В «Хрусталеве» все смешалось — добро и зло, вина и наказание, жалость и бездушие, с декалогом покончено. Действительность здесь не демаркирована на лагерь и волю. ‹…› Начавшись одиноким детским голосом «от автора», вещь развернулась в хор живых и мертвых душ. За этим игровым коллективом укрылся автор-демиург.
Не было еще в нашем кино столь безыллюзорного взгляда на российский путь, никто еще не решился на столь радикальный исторический эпикриз. Перед нами мир, понукаемый страхом, объятый страхом, страхом парализованный. Страх — наивернейший инструмент унижения, а тотальное унижение — неминуемое вползание в деградацию и вырождение. Если Алексей Герман и Данте наших дней, как это чудится Татьяне Москвиной, то он Данте, не написавший «Рая». Или Вергилий, запамятовавший о его существовании.

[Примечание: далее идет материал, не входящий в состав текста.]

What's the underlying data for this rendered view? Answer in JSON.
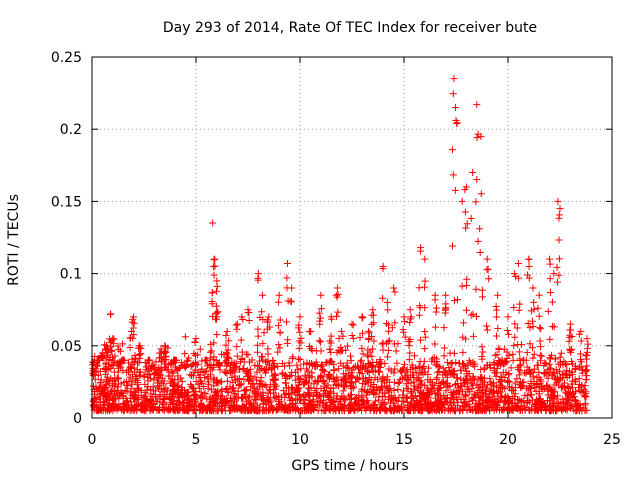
{
  "chart_data": {
    "type": "scatter",
    "title": "Day 293 of 2014, Rate Of TEC Index for receiver bute",
    "xlabel": "GPS time / hours",
    "ylabel": "ROTI / TECUs",
    "xlim": [
      0,
      25
    ],
    "ylim": [
      0,
      0.25
    ],
    "xticks": [
      0,
      5,
      10,
      15,
      20,
      25
    ],
    "xtick_labels": [
      "0",
      "5",
      "10",
      "15",
      "20",
      "25"
    ],
    "yticks": [
      0,
      0.05,
      0.1,
      0.15,
      0.2,
      0.25
    ],
    "ytick_labels": [
      "0",
      "0.05",
      "0.1",
      "0.15",
      "0.2",
      "0.25"
    ],
    "grid": true,
    "marker": "+",
    "colors": {
      "series": "#ff0000",
      "grid": "#a0a0a0",
      "axis": "#000000"
    },
    "series": [
      {
        "name": "ROTI",
        "x": [
          0.1,
          0.3,
          0.5,
          0.7,
          0.9,
          1.0,
          1.5,
          1.9,
          2.0,
          2.3,
          2.7,
          3.0,
          3.3,
          3.5,
          4.0,
          4.5,
          5.0,
          5.5,
          5.8,
          5.9,
          6.0,
          6.5,
          7.0,
          7.2,
          7.5,
          8.0,
          8.2,
          8.5,
          9.0,
          9.4,
          9.6,
          10.0,
          10.5,
          11.0,
          11.5,
          11.8,
          12.0,
          12.5,
          13.0,
          13.3,
          13.5,
          14.0,
          14.2,
          14.5,
          15.0,
          15.3,
          15.8,
          16.0,
          16.5,
          17.0,
          17.4,
          17.5,
          17.8,
          18.0,
          18.3,
          18.5,
          18.7,
          19.0,
          19.5,
          20.0,
          20.3,
          20.5,
          21.0,
          21.2,
          21.5,
          22.0,
          22.2,
          22.4,
          22.5,
          23.0,
          23.5,
          23.8
        ],
        "y": [
          0.03,
          0.04,
          0.045,
          0.05,
          0.072,
          0.055,
          0.04,
          0.06,
          0.07,
          0.05,
          0.04,
          0.03,
          0.045,
          0.05,
          0.04,
          0.035,
          0.055,
          0.04,
          0.135,
          0.11,
          0.095,
          0.06,
          0.065,
          0.07,
          0.075,
          0.1,
          0.085,
          0.07,
          0.085,
          0.107,
          0.09,
          0.07,
          0.06,
          0.085,
          0.07,
          0.09,
          0.06,
          0.065,
          0.07,
          0.06,
          0.075,
          0.105,
          0.08,
          0.09,
          0.07,
          0.075,
          0.118,
          0.11,
          0.085,
          0.085,
          0.235,
          0.206,
          0.15,
          0.16,
          0.17,
          0.217,
          0.195,
          0.11,
          0.085,
          0.07,
          0.1,
          0.107,
          0.11,
          0.09,
          0.085,
          0.11,
          0.1,
          0.15,
          0.145,
          0.065,
          0.06,
          0.055
        ],
        "baseline_range": [
          0.005,
          0.04
        ]
      }
    ]
  }
}
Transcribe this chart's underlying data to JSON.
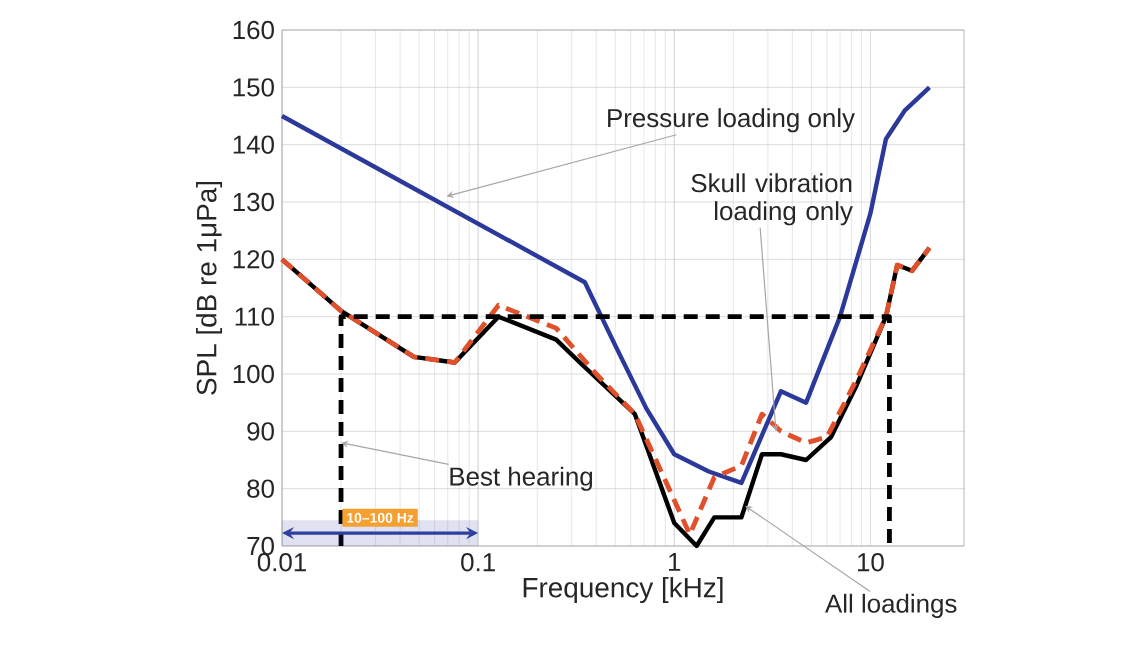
{
  "chart_data": {
    "type": "line",
    "xlabel": "Frequency [kHz]",
    "ylabel": "SPL [dB re 1μPa]",
    "log": "x",
    "xlim": [
      0.01,
      30
    ],
    "ylim": [
      70,
      160
    ],
    "xticks": [
      0.01,
      0.1,
      1,
      10
    ],
    "yticks": [
      70,
      80,
      90,
      100,
      110,
      120,
      130,
      140,
      150,
      160
    ],
    "grid": true,
    "series": [
      {
        "color": "#2b3a9a",
        "line_style": "solid",
        "x": [
          0.01,
          0.35,
          0.5,
          0.72,
          1,
          1.5,
          2.2,
          3.5,
          4.7,
          7,
          10,
          12,
          15,
          20
        ],
        "values": [
          145,
          116,
          105,
          94,
          86,
          83,
          81,
          97,
          95,
          110,
          128,
          141,
          146,
          150
        ]
      },
      {
        "color": "#000000",
        "line_style": "solid",
        "x": [
          0.01,
          0.02,
          0.047,
          0.076,
          0.127,
          0.25,
          0.33,
          0.63,
          1,
          1.3,
          1.6,
          2.2,
          2.8,
          3.5,
          4.7,
          6.3,
          8.5,
          12,
          13.7,
          16.3,
          20
        ],
        "values": [
          120,
          111,
          103,
          102,
          110,
          106,
          102,
          93,
          74,
          70,
          75,
          75,
          86,
          86,
          85,
          89,
          98,
          110,
          119,
          118,
          122
        ]
      },
      {
        "color": "#e0502a",
        "line_style": "dashed",
        "x": [
          0.01,
          0.02,
          0.047,
          0.076,
          0.127,
          0.25,
          0.4,
          0.63,
          1,
          1.2,
          1.6,
          2.2,
          2.8,
          3.5,
          4.7,
          6,
          8.5,
          12,
          13.7,
          16.3,
          20
        ],
        "values": [
          120,
          111,
          103,
          102,
          112,
          108,
          100,
          93,
          78,
          72,
          82,
          84,
          93,
          90,
          88,
          89,
          99,
          110,
          119,
          118,
          122
        ]
      },
      {
        "color": "#000000",
        "line_style": "dashed",
        "x": [
          0.02,
          0.02,
          12.5,
          12.5
        ],
        "values": [
          70,
          110,
          110,
          70
        ]
      }
    ],
    "bands": [
      {
        "axis": "x",
        "from": 0.01,
        "to": 0.1,
        "label": "10–100 Hz",
        "color": "#2e3f9e"
      }
    ],
    "annotations": [
      {
        "text": "Pressure loading only",
        "x": 0.069,
        "y": 131
      },
      {
        "text": "Skull vibration loading only",
        "x": 3.3,
        "y": 90
      },
      {
        "text": "All loadings",
        "x": 2.3,
        "y": 77
      },
      {
        "text": "Best hearing",
        "x": 0.02,
        "y": 88
      }
    ]
  }
}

Развивая это призрачное сопоставление, заметим, что и с двумя другими «хронотопами» — Чистилищем и Адом — не все так, как положено по канону: между ними не возведена перегородка. В чистилище (в людном генеральском доме, в убогой коммуналке, в госпитале, где врачей не отличить от пациентов) боятся ада. В аду (в пыточной на колесах, в гостинице, где заправляют энкавэдэшники, наконец, в поезде, везущем с родины на родину — из лагеря на волю) приноравливаются жить. ‹…›
Но он сделал этот фильм. Сам акт творения, сам подвиг преодоления есть надежда и жизнеутверждение. И вот, хорошо весьма…
Рубанова И. Давай улетим! // Искусство кино. 2000. № 3.